With no breakthroughs despite eight rounds of commander-level talks, it is clear that India’s China policy needs a serious rethinking and a change in mindset. The old ways of assessing China need to be dismissed and replaced with a new paradigm, based on the following benchmarks: First, following the adage that there are no permanent friends or permanent enemies, but only permanent interests, India should always act from a position of strength when dealing with China. Second, there should be no doubt about Chinese intentions to change the status quo along the border in favor of Beijing. Third, the recurrent ingress is a sign of Beijing’s reluctance to resolve the boundary disputes with New Delhi, be it now or in the future. Fourth, China’s acts of transgression are no longer local or normal, but have become premeditated and top-down in their approach, and used as a means to test India’s resolve. Fifth, China’s actions are guided by the salami slicing strategy, which is an incremental approach towards securing its claims. This was the strategy used so effectively by Beijing to take control over the South China Sea, and it is now being applied against India along the disputed border. Finally, deception is the most important tool of Chinese warfare, thus one must expect there to be a sharp difference between what is said and what is done by Beijing. Galwan was another example demonstrating Beijing’s strategy of keeping the LAC active, despite its calls for resolution through an early harvest. Thus, rather than being worried, India should be prepared.

INS Rana of the Indian Navy’s Western Fleet leads a passing exercise formation behind the Nimitz-class aircraft carrier USS Ronald Reagan.

photo: Gary Prill

Recent episodes further signify that the COVID-19 pandemic has failed to tone down behavior on the border. This also dampens the celebratory spirit for this year’s anniversary of 70 years of India-China ties, with 2020 having been designated “India-China Cultural and People to People Exchanges” year. With the high stakes involved and no resolution in sight, the border dispute between the two countries remains far from settled. Furthermore, the pandemic has not made much of a difference in averting the risks of contingencies. Rather, if relations take a further downturn under the virus outbreak, like that between China and the United States, the border flare-ups will only become a routine display of power between New Delhi and Beijing.

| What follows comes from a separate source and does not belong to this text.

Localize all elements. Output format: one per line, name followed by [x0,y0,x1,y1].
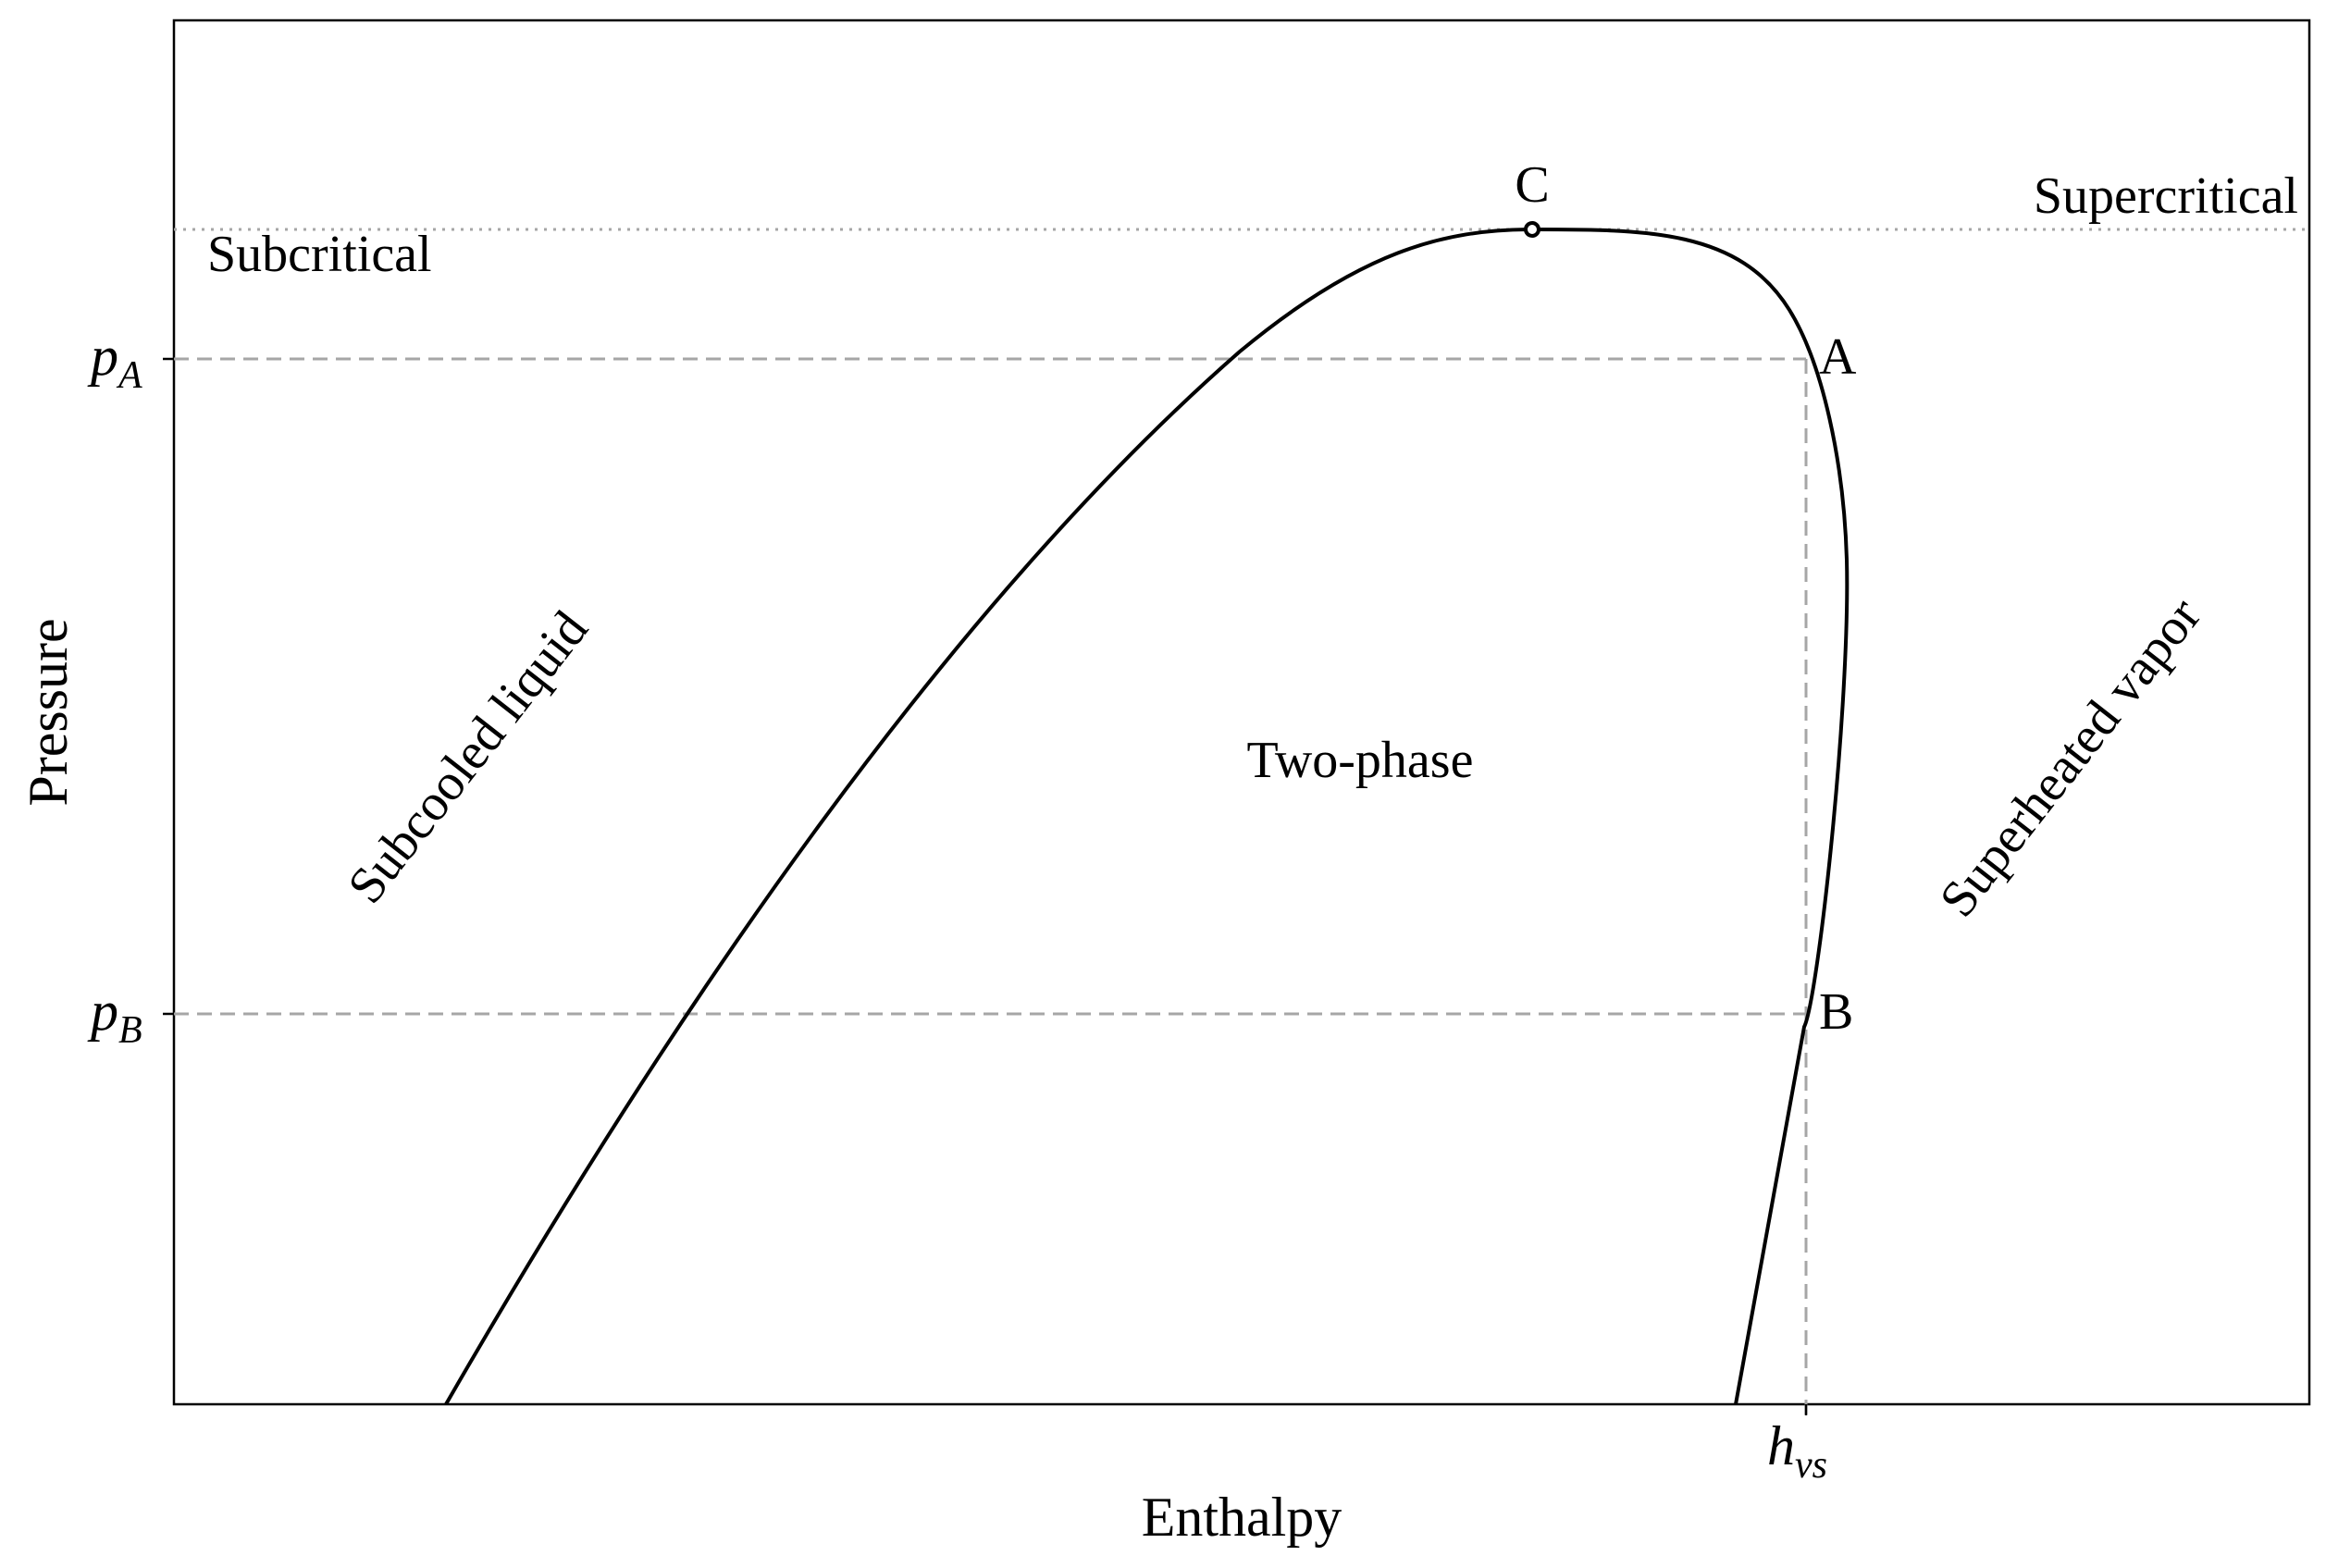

It is the lack of consensus between the two powers along the LAC that has increasingly contributed to the distrust of the other’s intentions. Hence, a timely check of perceptions can aid in avoiding misadventures which can arise when two actors assume the worst of each other. It is in the best interests of both New Delhi and Beijing to refrain from adding new issues to the old disputes, which only makes the case more complicated and further delays any potential boundary settlement, protracting the disputes.

Dr. Amrita Jash is a research fellow at the Centre for Land Warfare Studies (CLAWS) in New Delhi, India. She holds a PhD in Chinese Studies from Jawaharlal Nehru University.